Sekretaris Daerah (Sekda) Kabupaten Sumbawa, Drs. H. Hasan Basri menuturkan, pemilik atau pengelolah usaha di Sampar Maras telah membuat surat pernyataan menghentikan segala bentuk aktifitas hiburan malam di lokasi tersebut.

Dalam surat tertanggal 20 Agustus 2021 itu, pengusaha di Sampar Maras menyatakan bersedia untuk tidak menjual minuman keras. Namun hal itu diduga diabaikan.
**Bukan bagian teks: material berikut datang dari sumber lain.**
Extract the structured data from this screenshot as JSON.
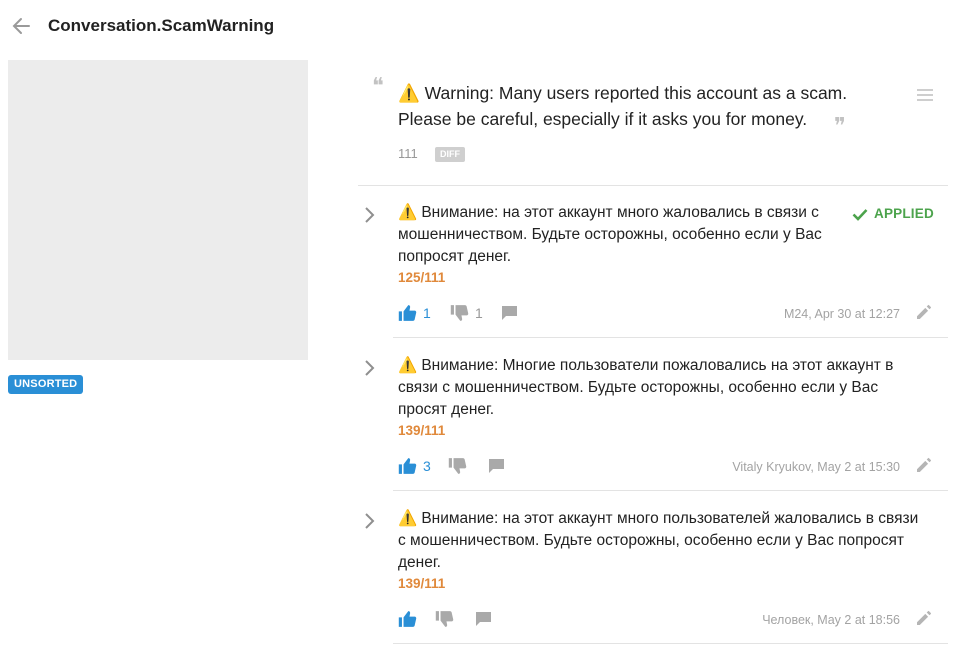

Selain itu, pemilik usaha juga bersedia mengubah bentuk bangunan sesuai peruntukan izin yang telah direkomendasi Pemerintah Daerah serta bersedia menjaga keamanan dan ketertiban umum.

Baca juga:  PT Seger Sebut Harga Jagung Sumbawa Paling Mahal

Jika terdapat salah satu pemilik usaha yang melanggar, mereka bersedia ditindak sesuai aturan yang berlaku.

”Sudah diberikan ultimatum berhenti. Mereka sudah buat peryataan jika masih menjual Miras, mereka siap diratakan dan tidak akan keberatan,” tutur Sekda, didampingi Ketua MUI Sumbawa, Syukri Rahmat, S.Ag, Selasa (20/12/2022).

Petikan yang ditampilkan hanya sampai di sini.